Under the law, utilities were required to freeze rates until March 2002 or whenever they have finished paying off past investments in nuclear power and alternative energy contracts. The utilities successfully argued to the designers of deregulation that customers should be forced to pay off those debts–estimated in 1996 at $ 28 billion–at an accelerated pace to prepare the utilities to compete in a new, deregulated era.

Once the rates are unfrozen, the utilities can ask the PUC for permission to charge consumers rates based on the wholesale market costs of electricity, which now are far higher than residential rates.

The question being hotly debated before the PUC is whether the utilities’ debts have been paid off. The answer could determine whether the utilities are entitled to raise rates at all.

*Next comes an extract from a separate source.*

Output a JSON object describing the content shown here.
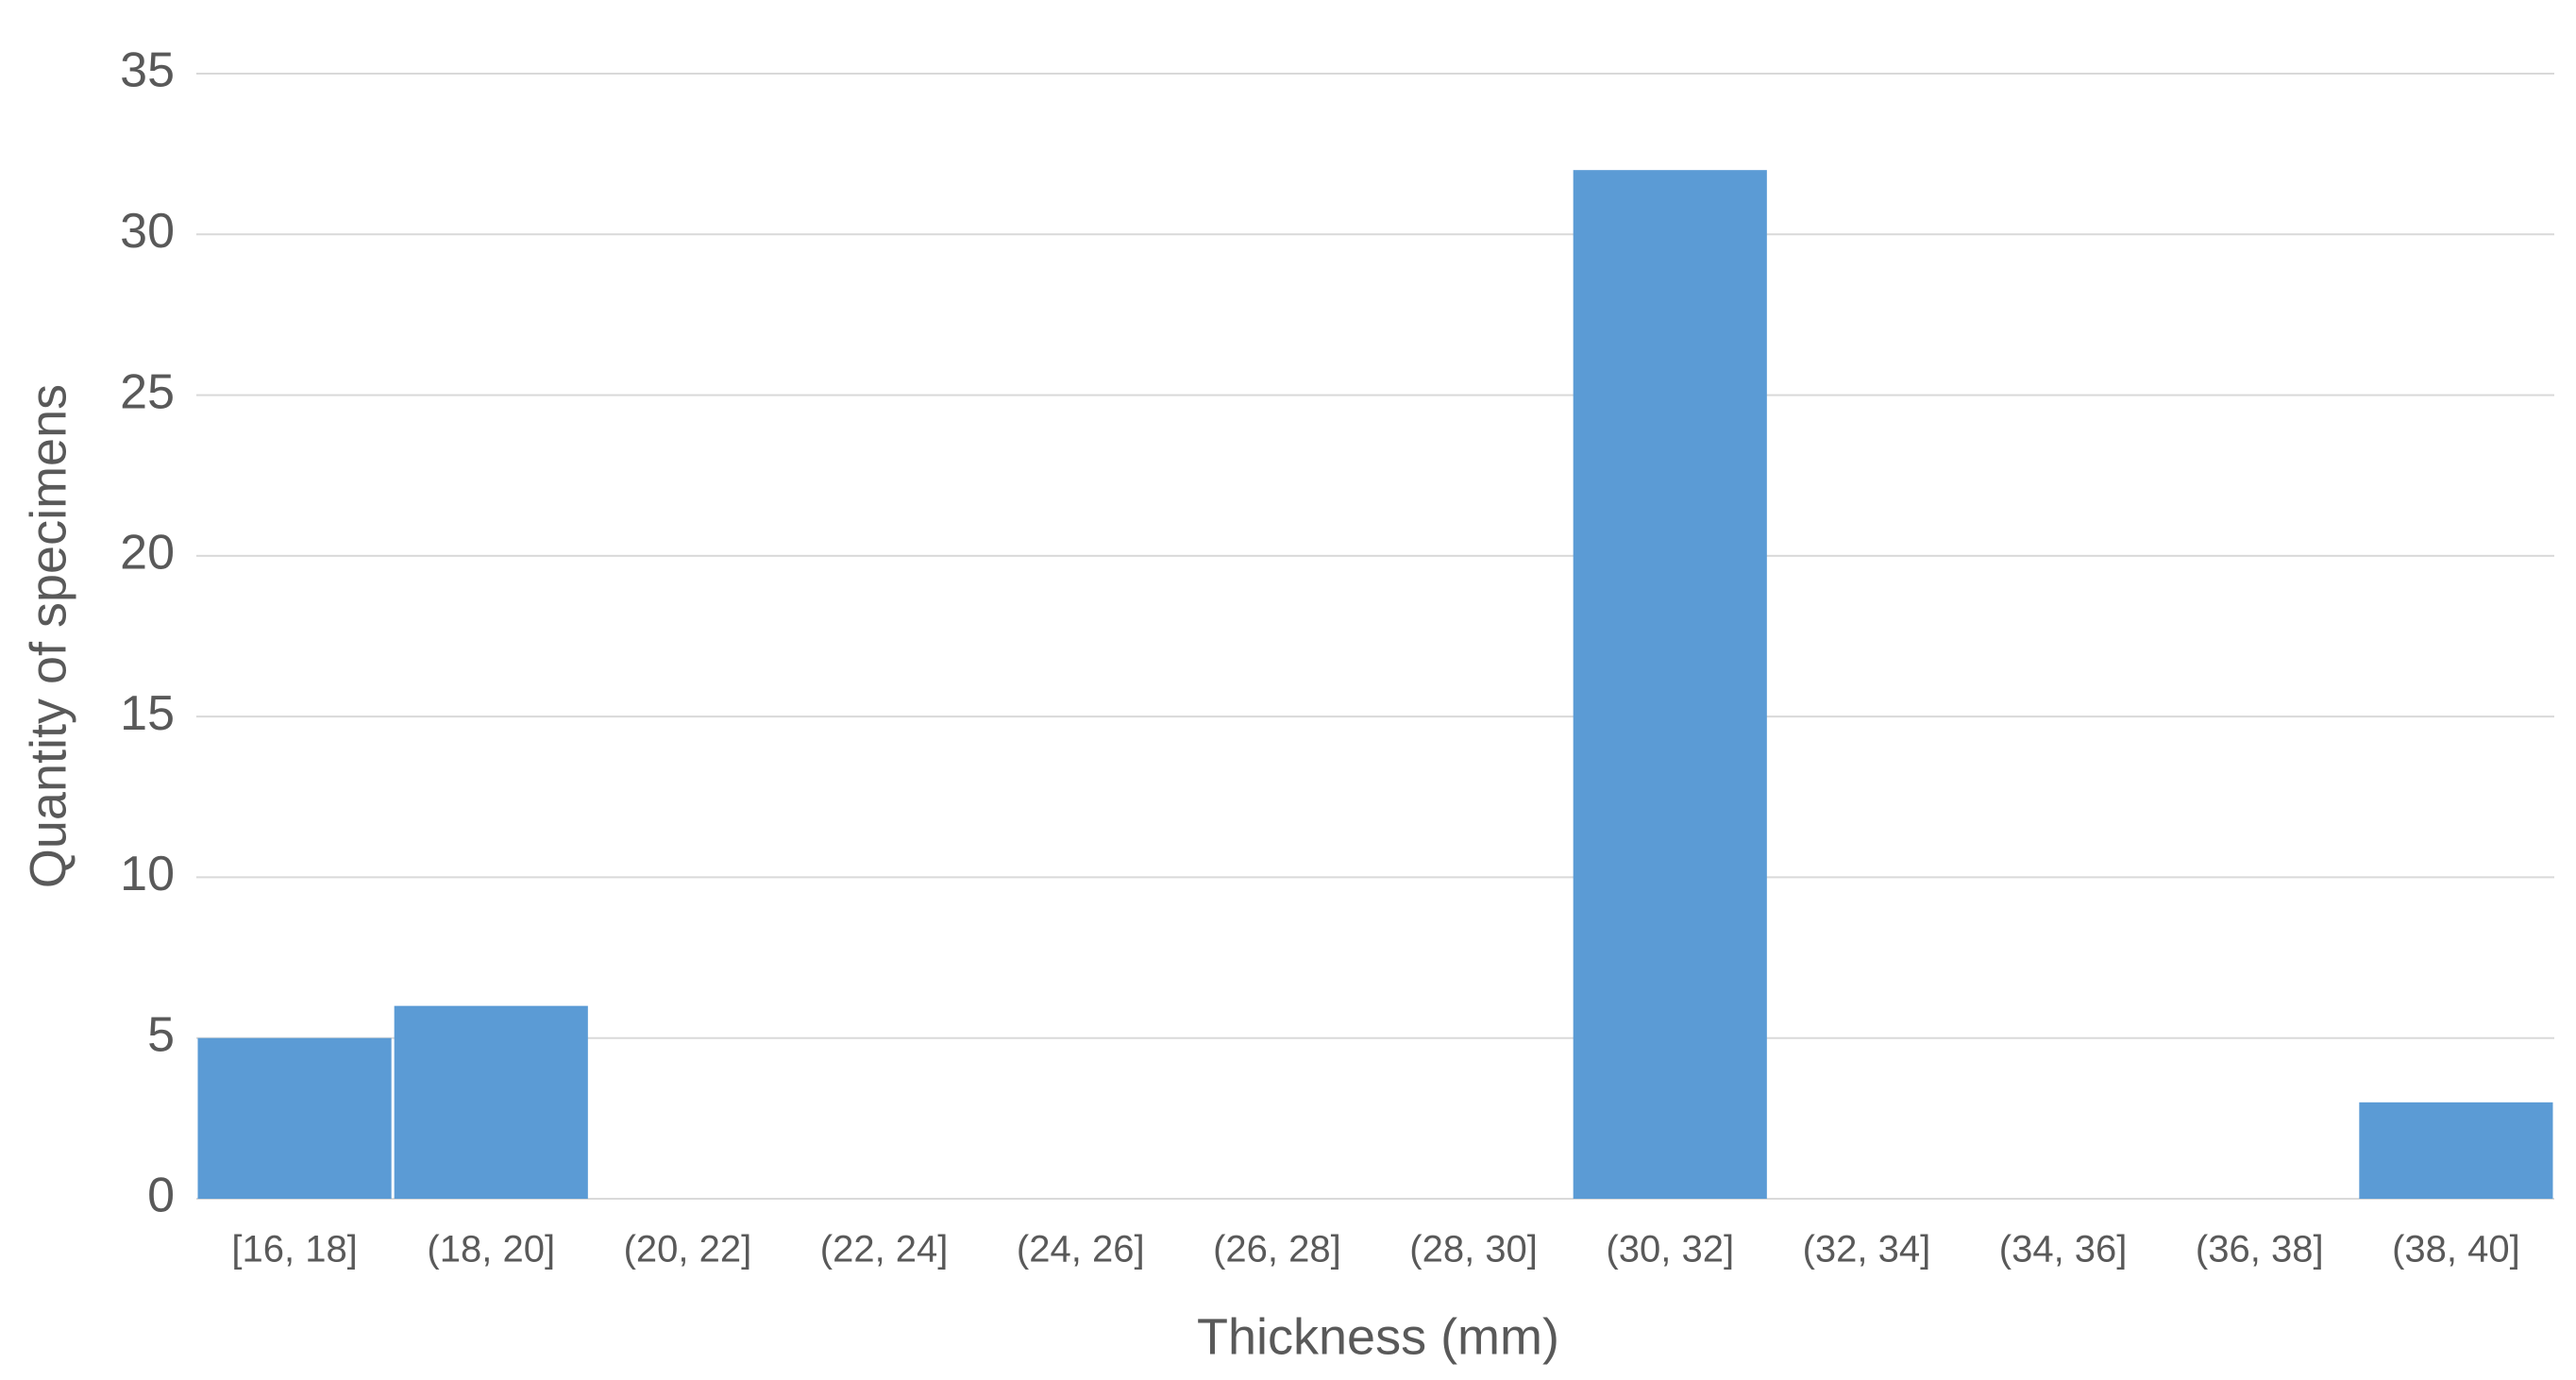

Attorneys for the utilities argued to the commission Thursday that the rate freeze either has already ended or will certainly end by next week. The question of when the freeze ends is tangled in a briar patch of formulas involving the value of the utilities’ nuclear and hydroelectric power plants–a value that changes every week, along with the market price of the electricity they produce.

As the market price of electricity soars, any means of generating electricity in California is extremely valuable–including nuclear power plants and federally mandated contracts with the owners of windmills and steam-driven turbines. Once considered money pits, these sources of power are now so lucrative, the utilities argue, that the rate freeze must be declared over.

Consumer groups disagree, and argue that Edison and PG&E have together collected about $ 18 billion since 1997, thanks in part to the artificially high level at which the Legislature froze rates. They say there is no basis to unfreeze the rates, and say they may sue the PUC over the issue if it raises rates next week.

Harry M. Snyder, a West Coast representative of Consumers Union, argued Thursday that the utilities want the PUC to declare the rate freeze over so that they can charge market rates far higher than the rates they are asking the PUC to set.

Stephen E. Pickett, vice president and general counsel for Southern California Edison, insisted that Snyder’s fears are entirely unfounded. He said Edison has no intention of charging market-rate prices, and couldn’t do so without further approval from the PUC.

“What we want to do, if we’re credit-worthy enough to do it, is to mitigate the impact of the wholesale market on our customers,” he said. But Wall Street is reluctant to lend to the utility in its current financial condition.

“Right now, our credit card is charged to the max,” he said. “The banks aren’t going to give us more money unless they know they’re going to get it back. The only way they will increase our credit limit is if there is assurance from the PUC that we’ll be able to pay back what we’ve borrowed.”

Those were among the arguments being made, not only before the PUC, but at a meeting of the utility executives and consumer advocates. The meeting took place a few blocks from PUC headquarters in the San Francisco field office of Gov. Gray Davis, who participated by telephone.

Lenny Goldberg, a lobbyist with The Utility Reform Network, called the two-hour discussion “a frank exchange of views”–ordinarily, the sort of assessment diplomats make after a particularly unpleasant meeting. “The governor was listening and learning,” he said.

Goldberg said all sides did agree on one thing: They supported a lawsuit filed by Edison against the Federal Energy Regulatory Commission demanding that it cap rates in California’s wholesale electricity market.

Goldberg also said consumer advocates warned the utility executives and Davis that there are myriad consumer issues to deal with if the PUC chooses to lift the rate freeze imposed under deregulation. “We told them it would be disastrous to simply announce the end of the rate freeze,” he said.

One of the consumer advocates, Harvey Rosenfield of the Santa Monica-based Foundation for Taxpayer and Consumer Rights, suggested that the utilities make consumers partners in a bailout by giving them shares of stock. One of the utility representatives, speaking on condition of anonymity, rolled his eyes when asked about Rosenfield’s idea and said he considered it one of many impractical suggestions floated by the consumer groups.